DOW 11000 DOESN'T HAVE MUCH TECHNICAL SIGNIFICANCE AND PROBABLY WON'T STOP THE DOW'S ADVANCE -- BUT CHART RESISTANCE IS VISIBLE BETWEEN 11200 AND 11600 -- KEEP AN EYE ON UPPER MONTHLY BOLLINGER BAND AS A POTENTIAL UPSIDE TARGET

DOW REACHES 11000... A lot is being made in the media about the ability of the Dow Industrials to reach the 11,000 level which has led to a discussion as to whether or not that number means anything. That's what we'll try to determine here. First of all, a short-term look. The daily bars in Chart 1 show the Dow closing slightly above that "psychological" level yesterday. So far, it hasn't seemed to matter much. The upleg that started during February is still intact with no real signs of a top. The first hint at a pullback would require a close below the rising 20-day moving average (green arrow). More important support is likely at the January high near 10700 (see line). We'll need to look at a longer-range chart, however, to determine if there's any significance to the 11000 level itself.

Chart 1

THERE'S CHART RESISTANCE OVER 11000... A study of the Dow's weekly chart shows several turning points around big round numbers. I said "around" those whole numbers, but not necessarily "at" those big numbers. While conceding that 11K could present some "psychological" resistance, it doesn't appear to have much "chart" significance. The horizontal lines show where chart resistance is more likely. The first possibility is the 62% retracement level near 11272. A second possibility is the early 2008 reaction low near 11600. I would take those numbers as more significant than 11000. It's not that big round numbers don't matter.
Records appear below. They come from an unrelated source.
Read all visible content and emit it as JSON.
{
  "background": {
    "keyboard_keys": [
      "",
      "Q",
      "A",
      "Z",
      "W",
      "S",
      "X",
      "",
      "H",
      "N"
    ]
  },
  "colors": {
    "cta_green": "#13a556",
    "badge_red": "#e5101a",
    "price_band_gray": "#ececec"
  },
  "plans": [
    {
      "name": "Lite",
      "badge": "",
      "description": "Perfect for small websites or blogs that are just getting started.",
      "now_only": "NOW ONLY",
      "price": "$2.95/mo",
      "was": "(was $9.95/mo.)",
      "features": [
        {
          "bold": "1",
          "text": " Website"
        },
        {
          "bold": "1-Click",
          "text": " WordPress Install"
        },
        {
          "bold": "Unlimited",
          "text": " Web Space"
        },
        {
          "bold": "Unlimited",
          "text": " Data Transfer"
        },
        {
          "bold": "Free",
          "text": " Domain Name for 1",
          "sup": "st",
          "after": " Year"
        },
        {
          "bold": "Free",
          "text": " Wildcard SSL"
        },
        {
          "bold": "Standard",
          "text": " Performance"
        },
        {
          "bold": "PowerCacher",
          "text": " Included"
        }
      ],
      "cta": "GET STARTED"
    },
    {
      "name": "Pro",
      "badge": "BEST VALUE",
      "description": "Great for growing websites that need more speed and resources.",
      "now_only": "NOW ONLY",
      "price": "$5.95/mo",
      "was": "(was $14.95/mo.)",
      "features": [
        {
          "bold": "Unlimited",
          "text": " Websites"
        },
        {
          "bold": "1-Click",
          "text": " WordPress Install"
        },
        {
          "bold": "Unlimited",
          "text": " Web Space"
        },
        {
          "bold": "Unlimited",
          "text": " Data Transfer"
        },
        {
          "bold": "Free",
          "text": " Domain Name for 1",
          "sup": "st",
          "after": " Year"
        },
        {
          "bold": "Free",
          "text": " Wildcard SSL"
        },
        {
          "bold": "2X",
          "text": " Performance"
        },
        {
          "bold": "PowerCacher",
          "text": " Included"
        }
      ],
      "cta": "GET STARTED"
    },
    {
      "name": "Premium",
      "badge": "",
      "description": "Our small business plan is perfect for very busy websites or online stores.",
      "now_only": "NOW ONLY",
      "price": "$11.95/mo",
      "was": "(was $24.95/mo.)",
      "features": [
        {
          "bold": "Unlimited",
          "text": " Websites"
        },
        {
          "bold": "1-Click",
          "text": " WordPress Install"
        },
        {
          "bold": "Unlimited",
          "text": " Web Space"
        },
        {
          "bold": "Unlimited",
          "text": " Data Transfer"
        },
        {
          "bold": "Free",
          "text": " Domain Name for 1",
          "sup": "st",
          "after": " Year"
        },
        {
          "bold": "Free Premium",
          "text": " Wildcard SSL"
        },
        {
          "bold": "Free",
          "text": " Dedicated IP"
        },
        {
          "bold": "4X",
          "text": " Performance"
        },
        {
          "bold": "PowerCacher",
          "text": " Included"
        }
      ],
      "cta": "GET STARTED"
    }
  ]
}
Chart 2 shows a lot of major turning points around numbers with three zeros (14 in 2007, 13K in early 2008, 7000 in early 2009). It appears, however, that the Dow has a tendency to go a bit beyond them before changing direction. That suggests to me that the 11000 Dow number probably won't stop the Dow's advance. While a decisive move above 11000 by the Dow will probably get cheers from the media, chartists should keep their eyes on more important numbers ranging from 11200 to 11600 (see arrows). There's another reason for keeping an eye on that potential resistance zone having to do with Bollinger bands.

Chart 2

WATCH THE UPPER BOLLINGER BAND... Monthly Bollinger Bands are helpful in spotting long-term support and resistance levels. Chart 3 shows those bands plotted around the Dow over the last five years. The whole idea behind the bands is that prices will usually meet support along the lower band and resistance along the upper one. The reason I'm showing them here is to alert you to the fact that the upper monthly band currently sits at 11563 (blue arrow). That fits right into the potential resistance zone described above and is another place where the Dow may run into some trouble.

Chart 3

WATCH SHORT-TERM SUPPORT AS WELL... Chart 4 takes us from the long-term Dow trend to the very short-term. It plots hourly bar charts for the last twenty days. The reason I'm plotting it is to show that the first significant short-term support is located at 10844 (last Thursday's low). Any decisive close below that level would be a sign that the 11000 level is providing resistance. I don't expect that to happen, but it's always good to know where potential danger points are located.